6 Questions with Aaron Barnett

  1. Did you always want to be a chef?

    I wanted to become a chef when I was 19, and my parents wanted me to finish school first. So I wound up getting into pre-veterinary medicine. I was on a path to becoming a veterinarian, but my math was terrible. At some point I said, “We’re all just wasting our time here.” I wound up going to culinary school after that.

  2. How did where you grew up influence your tastes?

    I was born in Alberta, and lived in Manitoba for a while. My parents were big foodies before it was a thing—in the 80s. In Winnipeg there were two restaurants that were French in the old-school way. My parents wouldn’t let me order off the kids menu, and I thought it was cool to eat snails and frog legs, and tell my friends at school.

  3. You’ve worked as a chef in Vancouver, San Francisco, and La Quinta. What drew you to Portland?

    My best friend from school and his wife had settled here and we would visit them. They were big foodies as well, so they would drag me around to these different restaurants. That was when Pok Pok was opening and these newer restaurants were popping up, sort of the beginning of what Portland’s food scene is now.
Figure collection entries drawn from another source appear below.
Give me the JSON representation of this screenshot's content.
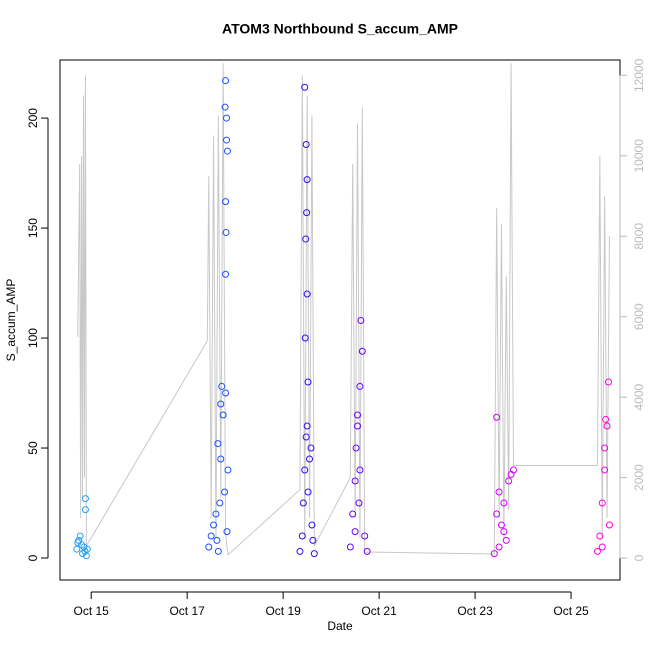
{
  "chart_data": {
    "type": "scatter",
    "title": "ATOM3 Northbound S_accum_AMP",
    "xlabel": "Date",
    "ylabel": "S_accum_AMP",
    "xlim": [
      14.35,
      26.02
    ],
    "xticks": [
      {
        "value": 15,
        "label": "Oct 15"
      },
      {
        "value": 17,
        "label": "Oct 17"
      },
      {
        "value": 19,
        "label": "Oct 19"
      },
      {
        "value": 21,
        "label": "Oct 21"
      },
      {
        "value": 23,
        "label": "Oct 23"
      },
      {
        "value": 25,
        "label": "Oct 25"
      }
    ],
    "ylim": [
      -10,
      226.4
    ],
    "yticks": [
      0,
      50,
      100,
      150,
      200
    ],
    "y2lim": [
      -545,
      12382
    ],
    "y2ticks": [
      0,
      2000,
      4000,
      6000,
      8000,
      10000,
      12000
    ],
    "series": [
      {
        "color": "#2aa0f0",
        "x": [
          14.7,
          14.74,
          14.77,
          14.8,
          14.82,
          14.85,
          14.87,
          14.88,
          14.88,
          14.9,
          14.92,
          14.72
        ],
        "values": [
          4,
          8,
          10,
          6,
          2,
          5,
          3,
          27,
          22,
          1,
          4,
          7
        ]
      },
      {
        "color": "#1c50ff",
        "x": [
          17.45,
          17.5,
          17.55,
          17.6,
          17.62,
          17.65,
          17.68,
          17.7,
          17.72,
          17.75,
          17.78,
          17.8,
          17.82,
          17.84,
          17.85,
          17.64,
          17.7,
          17.8,
          17.81,
          17.8,
          17.82,
          17.8,
          17.83,
          17.79
        ],
        "values": [
          5,
          10,
          15,
          20,
          8,
          3,
          25,
          45,
          78,
          65,
          30,
          217,
          200,
          185,
          40,
          52,
          70,
          129,
          148,
          162,
          190,
          75,
          12,
          205
        ]
      },
      {
        "color": "#2f10f0",
        "x": [
          19.35,
          19.4,
          19.42,
          19.45,
          19.48,
          19.5,
          19.52,
          19.55,
          19.58,
          19.6,
          19.62,
          19.65,
          19.45,
          19.48,
          19.5,
          19.47,
          19.5,
          19.46,
          19.52,
          19.49
        ],
        "values": [
          3,
          10,
          25,
          40,
          55,
          60,
          30,
          45,
          50,
          15,
          8,
          2,
          214,
          188,
          172,
          145,
          120,
          100,
          80,
          157
        ]
      },
      {
        "color": "#7000ff",
        "x": [
          20.4,
          20.45,
          20.5,
          20.52,
          20.55,
          20.58,
          20.6,
          20.62,
          20.65,
          20.7,
          20.75,
          20.6,
          20.55,
          20.5
        ],
        "values": [
          5,
          20,
          35,
          50,
          65,
          25,
          40,
          108,
          94,
          10,
          3,
          78,
          60,
          12
        ]
      },
      {
        "color": "#d400ff",
        "x": [
          23.4,
          23.45,
          23.5,
          23.55,
          23.6,
          23.65,
          23.7,
          23.75,
          23.8,
          23.45,
          23.5,
          23.6
        ],
        "values": [
          2,
          64,
          30,
          15,
          25,
          8,
          35,
          38,
          40,
          20,
          5,
          12
        ]
      },
      {
        "color": "#ff00e0",
        "x": [
          25.55,
          25.6,
          25.65,
          25.7,
          25.72,
          25.75,
          25.78,
          25.8,
          25.7,
          25.65
        ],
        "values": [
          3,
          10,
          25,
          40,
          63,
          60,
          80,
          15,
          50,
          5
        ]
      },
      {
        "color": "#c8c8c8",
        "type": "line",
        "axis": "y2",
        "x": [
          14.72,
          14.76,
          14.78,
          14.8,
          14.82,
          14.84,
          14.86,
          14.88,
          14.9,
          17.42,
          17.45,
          17.5,
          17.55,
          17.6,
          17.65,
          17.7,
          17.75,
          17.8,
          17.85,
          19.35,
          19.4,
          19.45,
          19.5,
          19.55,
          19.6,
          19.65,
          20.4,
          20.45,
          20.5,
          20.55,
          20.6,
          20.65,
          20.7,
          23.4,
          23.45,
          23.5,
          23.55,
          23.6,
          23.65,
          23.7,
          23.75,
          23.8,
          25.55,
          25.6,
          25.65,
          25.7,
          25.75,
          25.8
        ],
        "values": [
          5500,
          9800,
          1000,
          10000,
          1500,
          11500,
          2000,
          12000,
          300,
          5400,
          9500,
          1000,
          10500,
          500,
          11000,
          1500,
          12300,
          600,
          80,
          1700,
          12000,
          500,
          11500,
          1000,
          11000,
          300,
          2000,
          9800,
          1000,
          10800,
          500,
          11200,
          150,
          100,
          8700,
          1000,
          8300,
          500,
          7000,
          1200,
          12300,
          2300,
          2300,
          10000,
          500,
          9000,
          1000,
          8000
        ]
      }
    ]
  }
}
  4. How would you describe the difference between St. Jack and La Moule?

    There’s supposed to be a casual elegance at St. Jack. The music is picked by me—a lot of mid-sixties French pop. The idea was to have it be a semi-traditional restaurant with some playfulness. La Moule was designed to be more fun, more user accessible, with more items on the menu that are something you could eat midweek. It’s also a little peppier. Our music is from the era between 1967 and 1983. You get The Cure, but you never have to listen to Morrissey.

  5. How do food and travel work together for you?

    Typically, I like to go all over the place—high end places, street food places. I like going to places that are fun. When I go to Paris, I’m not just going to Guy Savoy every time. Recently it’s been about going to the 11th Arrondissement, where they’s like 28-year-old chefs who are doing incredibly well-thought-out and beautiful food in tiny spaces and making an incredible statement. I love eating in delis, or random small places, not looking for what’s cool or what’s hot. I like eating what’s good.

  6. So, how do you find what’s good and how does that inspire you?

    Every day I show up to work and every day I make food. And you can read books and do research, but more often than not what I find is when I go to places like New York or Straussberg or Montreal or LA, it’s more important to find places on a couple ends of the spectrum. I like to find places that are old that have been doing the same thing for a long time, because you see someone who’s perfected what they do for 50 years. And I also like to see the young guys who are working somewhere new and making a statement. When I come home, that’s what’s fresh on my mind.